FAULKLAND Fool! fool that I am! to fix all my happiness on such a trifler! 'Sdeath! to make herself the pipe and ballad-monger of a circle! to soothe her light heart with catches and glees!—What can you say to this, sir?

ABSOLUTE
Why, that I should be glad to hear my mistress had been so merry, sir.

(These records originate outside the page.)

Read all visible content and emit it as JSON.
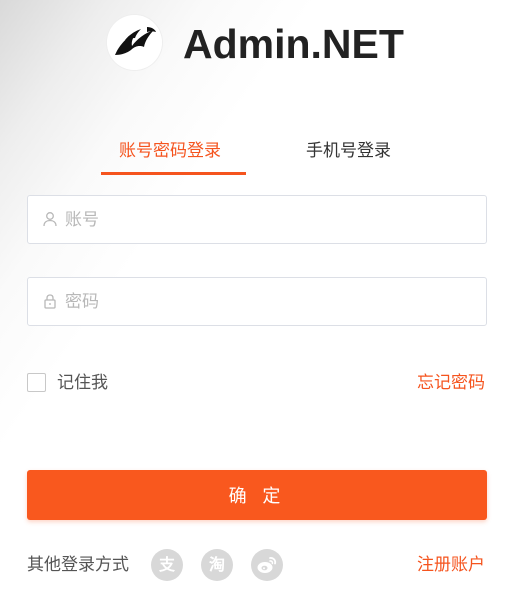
{
  "app": {
    "title": "Admin.NET",
    "logo_icon": "eagle-logo-icon"
  },
  "tabs": [
    {
      "label": "账号密码登录",
      "active": true
    },
    {
      "label": "手机号登录",
      "active": false
    }
  ],
  "form": {
    "account_placeholder": "账号",
    "account_value": "",
    "password_placeholder": "密码",
    "password_value": "",
    "remember_label": "记住我",
    "remember_checked": false,
    "forgot_label": "忘记密码",
    "submit_label": "确 定"
  },
  "footer": {
    "other_login_label": "其他登录方式",
    "social": [
      {
        "icon": "alipay-icon",
        "glyph": "支"
      },
      {
        "icon": "taobao-icon",
        "glyph": "淘"
      },
      {
        "icon": "weibo-icon",
        "glyph": ""
      }
    ],
    "register_label": "注册账户"
  },
  "colors": {
    "accent": "#f5541e",
    "button": "#f9581e",
    "title": "#222222",
    "icon_gray": "#d8d8d8"
  }
}
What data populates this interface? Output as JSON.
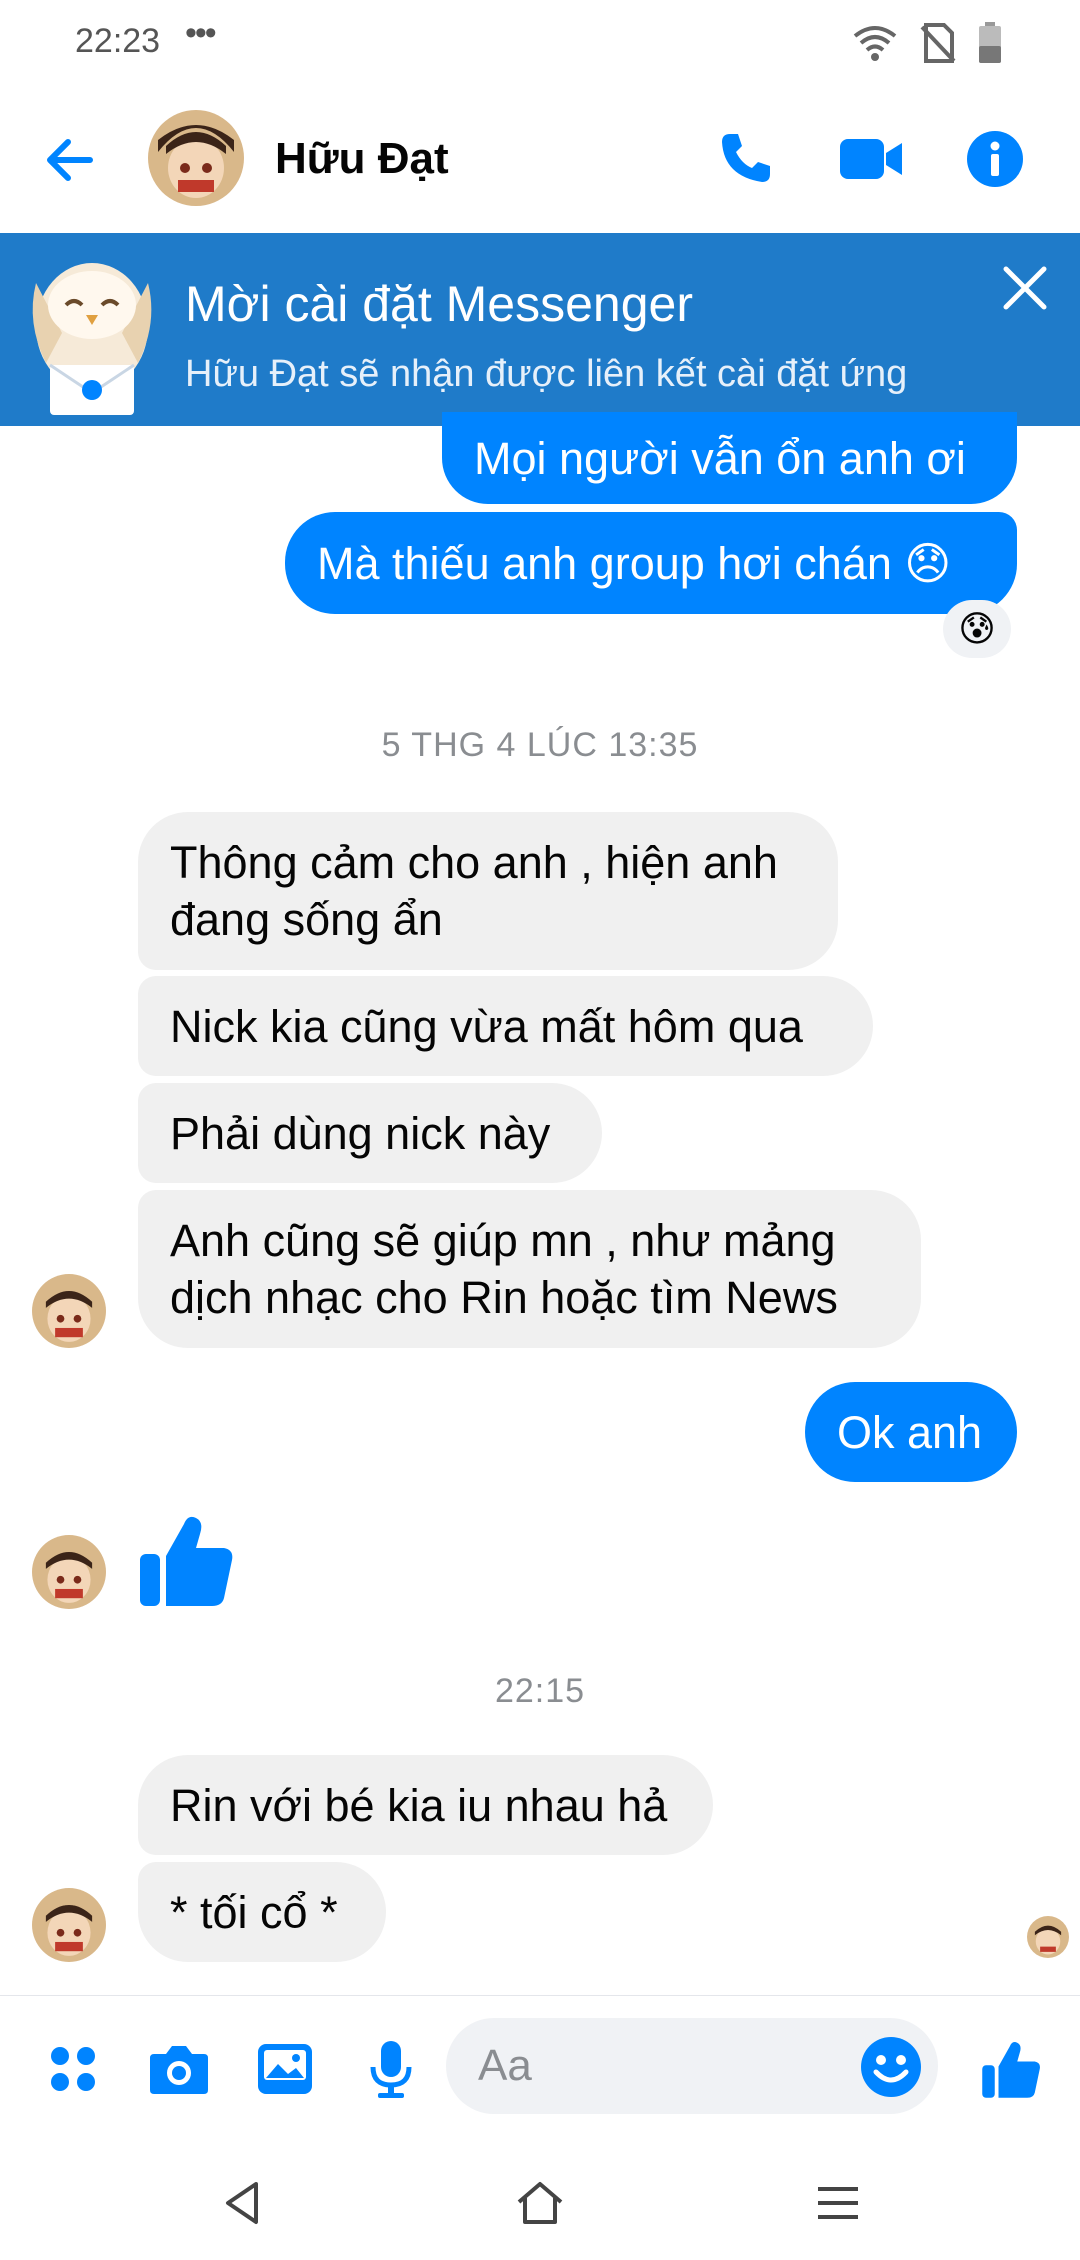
{
  "status_bar": {
    "time": "22:23",
    "dots": "•••"
  },
  "header": {
    "contact_name": "Hữu Đạt"
  },
  "banner": {
    "title": "Mời cài đặt Messenger",
    "subtitle": "Hữu Đạt sẽ nhận được liên kết cài đặt ứng"
  },
  "messages": [
    {
      "dir": "out",
      "text": "Mọi người vẫn ổn anh ơi"
    },
    {
      "dir": "out",
      "text": "Mà thiếu anh group hơi chán 😞"
    },
    {
      "dir": "in",
      "text": "Thông cảm cho anh , hiện anh\nđang sống ẩn"
    },
    {
      "dir": "in",
      "text": "Nick kia cũng vừa mất hôm qua"
    },
    {
      "dir": "in",
      "text": "Phải dùng nick này"
    },
    {
      "dir": "in",
      "text": "Anh cũng sẽ giúp mn , như mảng\ndịch nhạc cho Rin hoặc tìm News"
    },
    {
      "dir": "out",
      "text": "Ok anh"
    },
    {
      "dir": "in",
      "text": "Rin với bé kia iu nhau hả"
    },
    {
      "dir": "in",
      "text": "* tối cổ *"
    }
  ],
  "reaction": "😰",
  "timestamps": [
    "5 THG 4 LÚC 13:35",
    "22:15"
  ],
  "composer": {
    "placeholder": "Aa"
  },
  "colors": {
    "accent": "#0084ff",
    "banner": "#1f7bc9",
    "incoming_bubble": "#f0f0f0"
  }
}
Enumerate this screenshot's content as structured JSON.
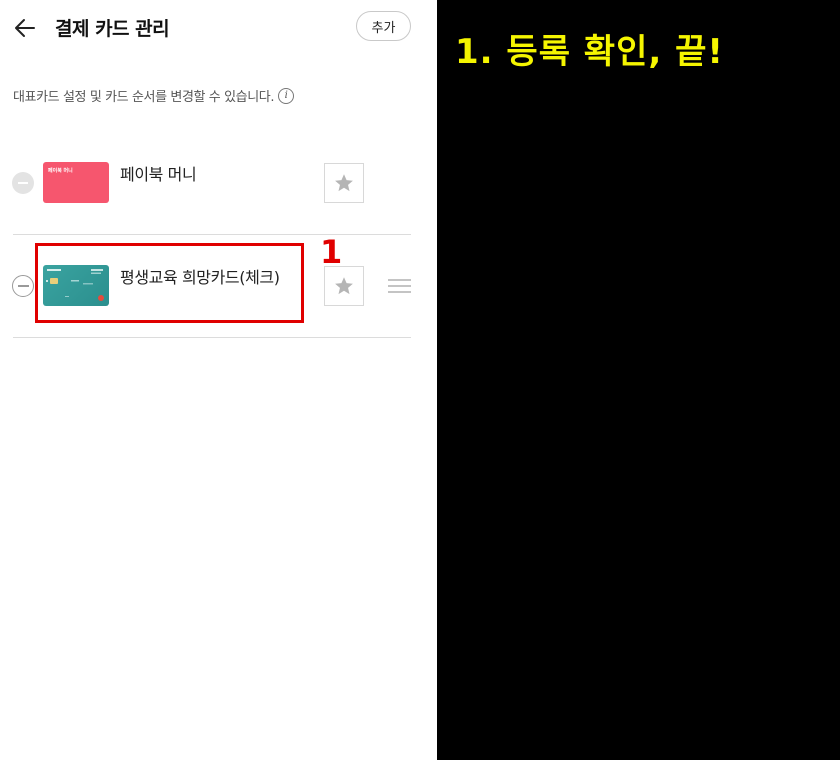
{
  "header": {
    "title": "결제 카드 관리",
    "add_label": "추가"
  },
  "description": "대표카드 설정 및 카드 순서를 변경할 수 있습니다.",
  "info_icon_glyph": "i",
  "cards": [
    {
      "name": "페이북 머니",
      "brand_text": "페이북 머니",
      "color": "#f6566e",
      "icon": "star-icon"
    },
    {
      "name": "평생교육 희망카드(체크)",
      "color": "#2f9896",
      "icon": "star-icon"
    }
  ],
  "annotation": {
    "step_number": "1",
    "caption": "1. 등록 확인, 끝!",
    "highlight_color": "#e00000",
    "caption_color": "#f5f500"
  }
}
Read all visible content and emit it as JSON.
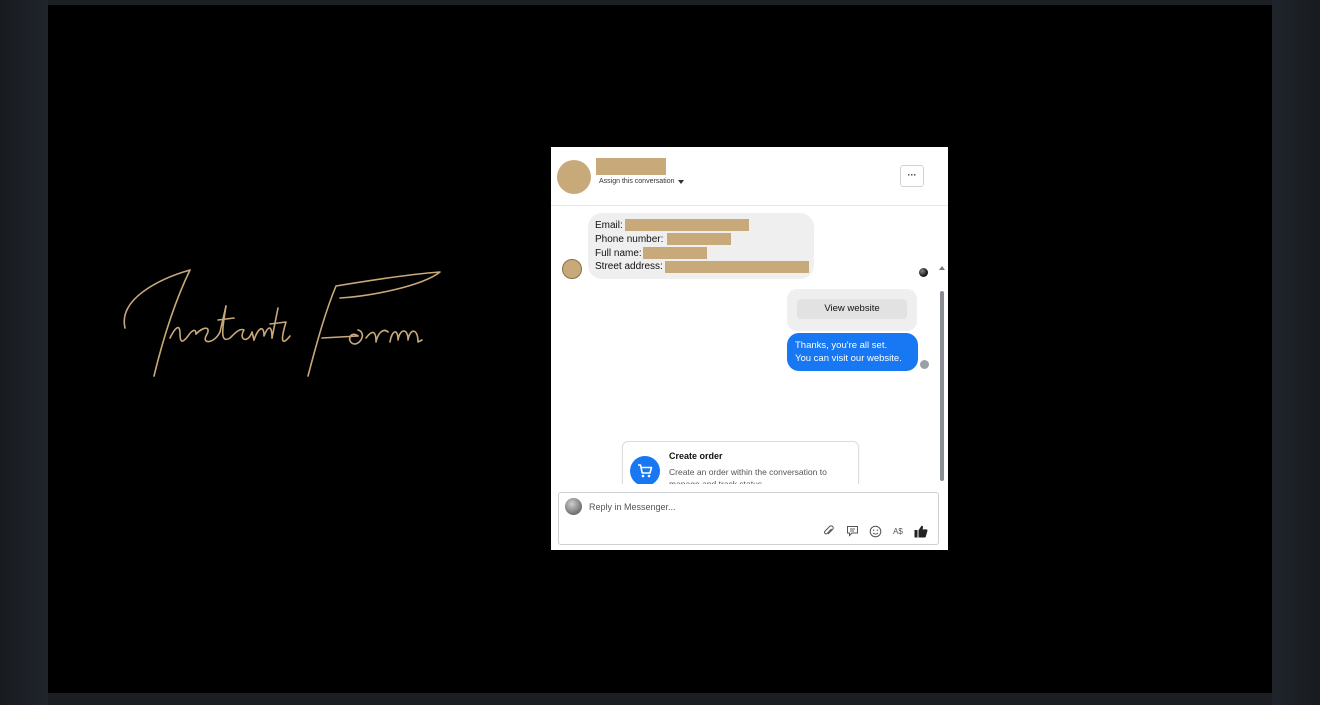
{
  "slide": {
    "title": "Instant Form",
    "accent_color": "#c8a97a",
    "background": "#000000"
  },
  "messenger": {
    "header": {
      "assign_label": "Assign this conversation",
      "more_label": "···"
    },
    "lead_form": {
      "email_label": "Email:",
      "phone_label": "Phone number:",
      "name_label": "Full name:",
      "address_label": "Street address:"
    },
    "view_website_label": "View website",
    "outgoing_message": {
      "line1": "Thanks, you're all set.",
      "line2": "You can visit our website."
    },
    "create_order": {
      "title": "Create order",
      "description": "Create an order within the conversation to manage and track status"
    },
    "composer": {
      "placeholder": "Reply in Messenger...",
      "tools": [
        "paperclip-icon",
        "saved-reply-icon",
        "emoji-icon",
        "currency-icon",
        "thumbs-up-icon"
      ],
      "currency_label": "A$"
    },
    "brand_blue": "#1877f2"
  }
}
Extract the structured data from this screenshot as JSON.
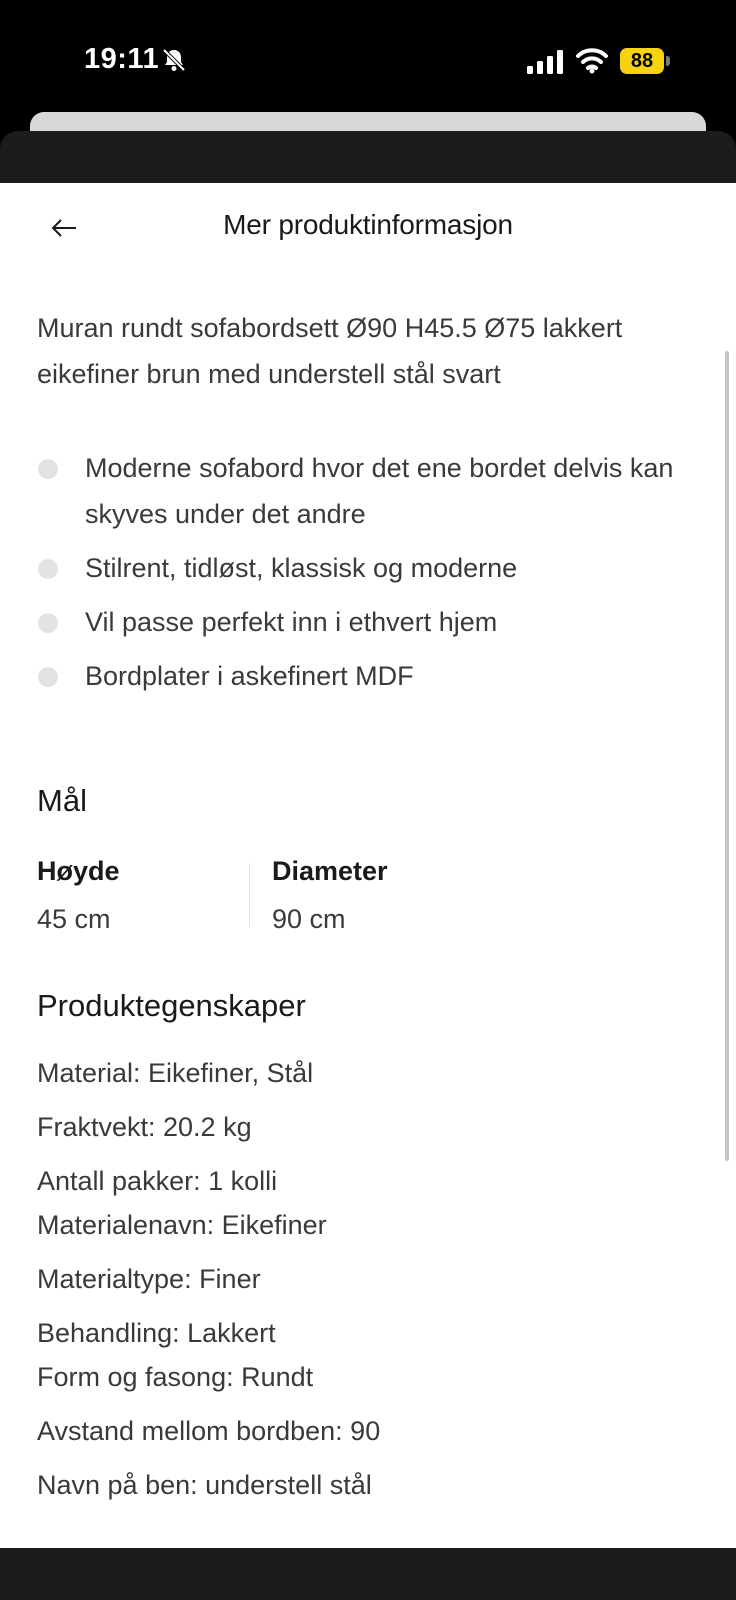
{
  "status_bar": {
    "time": "19:11",
    "battery": "88",
    "icons": [
      "bell-slash-icon",
      "cellular-signal-icon",
      "wifi-icon",
      "battery-icon"
    ]
  },
  "header": {
    "back_icon": "arrow-left-icon",
    "title": "Mer produktinformasjon"
  },
  "description": "Muran rundt sofabordsett Ø90 H45.5 Ø75 lakkert eikefiner brun med understell stål svart",
  "features": [
    "Moderne sofabord hvor det ene bordet delvis kan skyves under det andre",
    "Stilrent, tidløst, klassisk og moderne",
    "Vil passe perfekt inn i ethvert hjem",
    "Bordplater i askefinert MDF"
  ],
  "dimensions": {
    "heading": "Mål",
    "items": [
      {
        "label": "Høyde",
        "value": "45 cm"
      },
      {
        "label": "Diameter",
        "value": "90 cm"
      }
    ]
  },
  "properties": {
    "heading": "Produktegenskaper",
    "lines": [
      "Material: Eikefiner, Stål",
      "Fraktvekt: 20.2 kg",
      "Antall pakker: 1 kolli",
      "Materialenavn: Eikefiner",
      "Materialtype: Finer",
      "Behandling: Lakkert",
      "Form og fasong: Rundt",
      "Avstand mellom bordben: 90",
      "Navn på ben: understell stål"
    ]
  },
  "colors": {
    "panel_bg": "#ffffff",
    "text_dark": "#1a1a1a",
    "text_body": "#3a3a3a",
    "bullet": "#e3e3e3",
    "battery": "#f5d40f"
  }
}
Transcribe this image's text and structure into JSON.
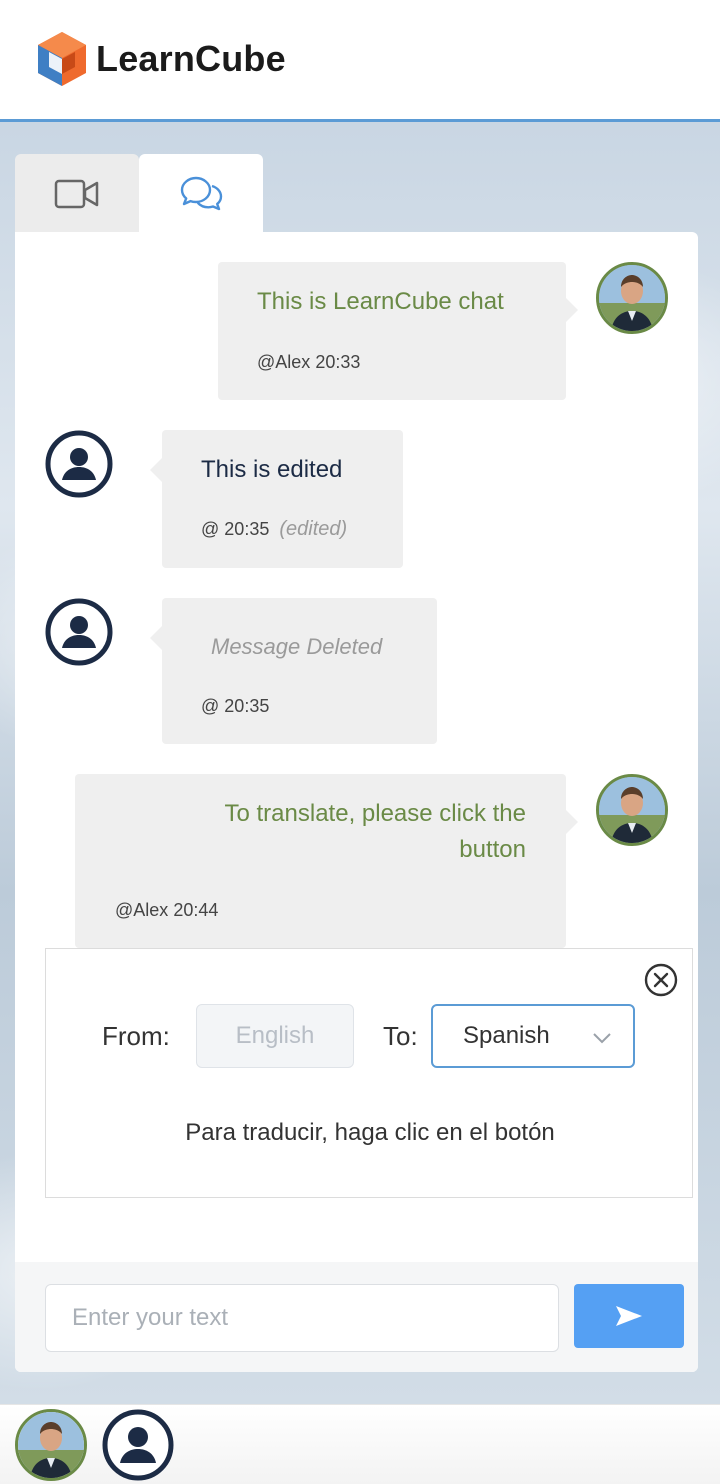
{
  "app": {
    "brand": "LearnCube",
    "accent_color": "#5b9bd5",
    "own_message_color": "#6a8a46",
    "send_button_color": "#55a0f3"
  },
  "tabs": [
    {
      "name": "video",
      "icon": "video-camera-icon",
      "active": false
    },
    {
      "name": "chat",
      "icon": "chat-bubbles-icon",
      "active": true
    }
  ],
  "messages": [
    {
      "text": "This is LearnCube chat",
      "author": "@Alex",
      "time": "20:33",
      "own": true
    },
    {
      "text": "This is edited",
      "author": "@",
      "time": "20:35",
      "own": false,
      "edited_label": "(edited)"
    },
    {
      "text": "Message Deleted",
      "author": "@",
      "time": "20:35",
      "own": false,
      "deleted": true
    },
    {
      "text_line1": "To translate, please click the",
      "text_line2": "button",
      "author": "@Alex",
      "time": "20:44",
      "own": true
    }
  ],
  "translate": {
    "from_label": "From:",
    "from_value": "English",
    "to_label": "To:",
    "to_value": "Spanish",
    "result": "Para traducir, haga clic en el botón"
  },
  "composer": {
    "placeholder": "Enter your text",
    "value": ""
  },
  "footer": {
    "participants": [
      "teacher-avatar",
      "student-avatar"
    ]
  }
}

FAULKLAND Nay, nay, nay—I'm not sorry that she has been happy—no, no, I am glad of that—I would not have had her sad or sick—yet surely a sympathetic heart would have shown itself even in the choice of a song—she might have been temperately healthy, and somehow, plaintively gay;—but she has been dancing too, I doubt not!

ACRES
What does the gentleman say about dancing?

ABSOLUTE
He says the lady we speak of dances as well as she sings.

ACRES
Ay, truly, does she—there was at our last race ball——

FAULKLAND Hell and the devil! There!—there—I told you so! I told you so! Oh! she thrives in my absence!—Dancing! but her whole feelings have been in opposition with mine;—I have been anxious, silent, pensive, sedentary—my days have been hours of care, my nights of watchfulness.—She has been all health! spirit! laugh! song! dance!—Oh! damned, damned levity!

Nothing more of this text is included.